Just wandering around

Image of Turtles on Ivy Creek

Story time: A few years ago, I was facilitating a workshop on learning objectives. I had given the workshop a couple of times before, and I think this instance was part of the JMUDesign program (these are probably the slides I used). The precise instance doesn’t really matter, though. What matters to the story was that a colleague of mine, a historian, was among the participants. In the workshop, I provided overviews of Bloom’s revised taxonomy for cognitive learning objectives, the Bloom taxonomy of affective learning objectives, and Fink’s wheel of learning goals (see p.9), and led the participants in working through and refining the learning objectives for a particular class that they were teaching. My historian colleague gave me pushback, though. He argued that learning objectives were basically irrelevant, in fact useless, for his course. Instead of defining ahead of time what students had to learn, he wanted his students to experience the close exploration of original sources and the debate over important historical questions. Clearly defined learning objectives would not reflect this experience.

My response was that maybe my colleague was in fact aiming at Fink’s application (critical and creative thinking), integration (connecting ideas and people), and human dimension (learning about oneself and others) goals.
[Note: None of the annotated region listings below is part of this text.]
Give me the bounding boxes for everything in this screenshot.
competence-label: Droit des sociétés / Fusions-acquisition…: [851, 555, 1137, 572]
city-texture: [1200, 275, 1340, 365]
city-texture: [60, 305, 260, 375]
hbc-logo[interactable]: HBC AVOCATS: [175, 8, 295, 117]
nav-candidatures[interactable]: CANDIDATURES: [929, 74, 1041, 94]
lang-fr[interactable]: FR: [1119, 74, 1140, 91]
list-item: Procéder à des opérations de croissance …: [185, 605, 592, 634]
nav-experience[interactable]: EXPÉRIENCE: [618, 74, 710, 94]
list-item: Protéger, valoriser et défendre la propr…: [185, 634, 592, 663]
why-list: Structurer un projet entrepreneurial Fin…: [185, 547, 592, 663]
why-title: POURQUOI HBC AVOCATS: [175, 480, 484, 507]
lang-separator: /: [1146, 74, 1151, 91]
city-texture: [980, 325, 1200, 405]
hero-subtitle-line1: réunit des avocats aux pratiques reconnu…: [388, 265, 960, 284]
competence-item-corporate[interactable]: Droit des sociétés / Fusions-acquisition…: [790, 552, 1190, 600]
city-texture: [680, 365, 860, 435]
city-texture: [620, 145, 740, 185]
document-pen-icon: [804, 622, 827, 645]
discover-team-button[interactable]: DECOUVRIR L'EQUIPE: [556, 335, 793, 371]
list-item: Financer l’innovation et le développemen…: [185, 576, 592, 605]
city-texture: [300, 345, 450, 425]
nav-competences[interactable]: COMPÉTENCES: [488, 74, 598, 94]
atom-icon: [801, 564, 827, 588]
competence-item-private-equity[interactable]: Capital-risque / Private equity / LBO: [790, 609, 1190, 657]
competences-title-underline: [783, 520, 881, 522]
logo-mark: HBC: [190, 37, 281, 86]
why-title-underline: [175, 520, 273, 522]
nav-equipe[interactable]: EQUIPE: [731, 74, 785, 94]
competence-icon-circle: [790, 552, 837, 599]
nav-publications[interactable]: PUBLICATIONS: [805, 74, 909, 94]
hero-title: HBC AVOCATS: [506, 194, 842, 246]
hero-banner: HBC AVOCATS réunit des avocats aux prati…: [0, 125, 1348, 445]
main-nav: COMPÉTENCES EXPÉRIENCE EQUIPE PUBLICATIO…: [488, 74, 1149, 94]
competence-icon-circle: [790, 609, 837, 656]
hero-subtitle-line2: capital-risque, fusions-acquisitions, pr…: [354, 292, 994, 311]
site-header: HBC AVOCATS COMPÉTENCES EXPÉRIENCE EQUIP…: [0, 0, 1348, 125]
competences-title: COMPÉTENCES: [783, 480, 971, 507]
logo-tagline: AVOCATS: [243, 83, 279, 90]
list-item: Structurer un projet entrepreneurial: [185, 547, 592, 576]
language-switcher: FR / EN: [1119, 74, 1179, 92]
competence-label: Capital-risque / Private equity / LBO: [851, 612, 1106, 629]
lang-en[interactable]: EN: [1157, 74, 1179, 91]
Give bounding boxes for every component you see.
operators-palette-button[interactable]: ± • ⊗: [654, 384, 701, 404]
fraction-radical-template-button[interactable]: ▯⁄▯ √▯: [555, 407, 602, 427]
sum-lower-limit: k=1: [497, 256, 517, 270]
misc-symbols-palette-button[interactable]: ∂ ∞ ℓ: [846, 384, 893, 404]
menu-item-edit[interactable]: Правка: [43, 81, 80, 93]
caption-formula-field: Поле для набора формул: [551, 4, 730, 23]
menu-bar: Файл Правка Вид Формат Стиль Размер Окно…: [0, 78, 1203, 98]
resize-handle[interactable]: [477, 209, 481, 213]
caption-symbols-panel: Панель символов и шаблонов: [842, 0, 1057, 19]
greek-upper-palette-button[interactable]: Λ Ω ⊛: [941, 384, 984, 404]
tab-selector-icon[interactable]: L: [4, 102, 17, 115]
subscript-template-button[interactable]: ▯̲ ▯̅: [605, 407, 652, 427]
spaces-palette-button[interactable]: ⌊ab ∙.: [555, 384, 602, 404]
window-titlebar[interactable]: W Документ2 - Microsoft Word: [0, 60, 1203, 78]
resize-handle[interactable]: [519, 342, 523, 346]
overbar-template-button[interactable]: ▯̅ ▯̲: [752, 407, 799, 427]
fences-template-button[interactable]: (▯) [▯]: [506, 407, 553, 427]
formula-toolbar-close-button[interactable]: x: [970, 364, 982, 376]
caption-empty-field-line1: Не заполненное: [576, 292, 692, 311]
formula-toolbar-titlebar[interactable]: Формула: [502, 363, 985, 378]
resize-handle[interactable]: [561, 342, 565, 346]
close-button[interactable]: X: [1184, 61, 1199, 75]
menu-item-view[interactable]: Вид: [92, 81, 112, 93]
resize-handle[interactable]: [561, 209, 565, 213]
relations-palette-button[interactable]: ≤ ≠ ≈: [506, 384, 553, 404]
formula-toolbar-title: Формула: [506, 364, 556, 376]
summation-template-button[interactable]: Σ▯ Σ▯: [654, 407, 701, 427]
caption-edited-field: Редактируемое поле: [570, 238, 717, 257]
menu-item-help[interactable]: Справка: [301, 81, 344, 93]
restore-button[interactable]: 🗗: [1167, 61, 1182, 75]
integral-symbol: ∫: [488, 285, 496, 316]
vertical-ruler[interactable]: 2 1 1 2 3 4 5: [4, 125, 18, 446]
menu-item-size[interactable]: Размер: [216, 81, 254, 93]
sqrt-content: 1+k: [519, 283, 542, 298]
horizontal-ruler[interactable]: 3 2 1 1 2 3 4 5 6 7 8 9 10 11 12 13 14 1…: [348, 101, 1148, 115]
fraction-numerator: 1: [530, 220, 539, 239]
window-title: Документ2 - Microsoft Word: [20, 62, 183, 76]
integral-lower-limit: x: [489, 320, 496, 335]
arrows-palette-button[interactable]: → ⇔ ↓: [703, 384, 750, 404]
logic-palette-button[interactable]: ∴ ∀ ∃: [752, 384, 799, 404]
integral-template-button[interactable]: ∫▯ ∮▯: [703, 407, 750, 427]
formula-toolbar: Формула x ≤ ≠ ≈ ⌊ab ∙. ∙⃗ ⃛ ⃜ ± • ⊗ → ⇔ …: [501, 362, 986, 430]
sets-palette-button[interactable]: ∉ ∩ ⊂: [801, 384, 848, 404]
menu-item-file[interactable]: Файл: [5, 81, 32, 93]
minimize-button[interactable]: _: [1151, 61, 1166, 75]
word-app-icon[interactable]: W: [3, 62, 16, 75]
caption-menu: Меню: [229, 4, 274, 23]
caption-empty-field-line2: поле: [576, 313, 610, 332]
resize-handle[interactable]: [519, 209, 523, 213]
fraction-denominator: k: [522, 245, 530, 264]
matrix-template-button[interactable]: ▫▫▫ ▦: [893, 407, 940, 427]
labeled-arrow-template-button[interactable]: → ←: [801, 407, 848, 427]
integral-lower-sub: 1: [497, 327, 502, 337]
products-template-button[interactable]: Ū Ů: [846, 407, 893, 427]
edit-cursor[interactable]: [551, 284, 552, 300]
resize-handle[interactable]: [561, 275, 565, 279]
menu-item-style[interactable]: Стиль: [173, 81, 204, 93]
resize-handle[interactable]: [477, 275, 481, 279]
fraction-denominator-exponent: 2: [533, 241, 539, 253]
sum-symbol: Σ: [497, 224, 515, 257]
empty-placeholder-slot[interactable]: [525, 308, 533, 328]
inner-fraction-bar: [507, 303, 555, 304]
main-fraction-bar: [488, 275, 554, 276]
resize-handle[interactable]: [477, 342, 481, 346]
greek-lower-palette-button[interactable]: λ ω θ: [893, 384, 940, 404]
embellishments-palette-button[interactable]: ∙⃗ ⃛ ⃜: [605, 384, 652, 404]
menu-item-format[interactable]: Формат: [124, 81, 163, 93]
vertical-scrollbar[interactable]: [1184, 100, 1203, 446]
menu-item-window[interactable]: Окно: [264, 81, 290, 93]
He disagreed. And now that I think of it (or have thought more about it), I tend to agree. True, you can formulate learning goals such as, “I want students to become more curious, open to other people’s thoughts, willing to be surprised by unexpected insights,” and I am sure that a skillful psychologist could device some assessment to capture whether these things are happening, and that there are more or less effective class designs that reach these goals. But what if these learning goals are what you want to discover as an instructor? What if you want to be open to unexpected learning goals, surprised by learning goals uncovered by the students that you had not thought of before?

I think about it like this: When I close my little office after a long day of developing faculty and head to the nearest bar for a cold beer or two (yeah, I wish), I take the quickest way that gets me to my well-deserved pleasure. I try to achieve a well-defined objective and take the most efficient way to get there. On the other hand, if I take a walk in the Ivy Creek Natural Area, I may choose one of the convenient trails, so that I don’t have to decide where to go, but I do not plan to reach a particular destination but wander around, possibly decide to take a different path on a whim if it seems interesting today, and am prepared to be surprised by unexpected discoveries or things that look different today for some reason. I may run into an acquaintance, stop to talk, and learn something that I had not expected along the way. OK, I may also get bitten by a tick.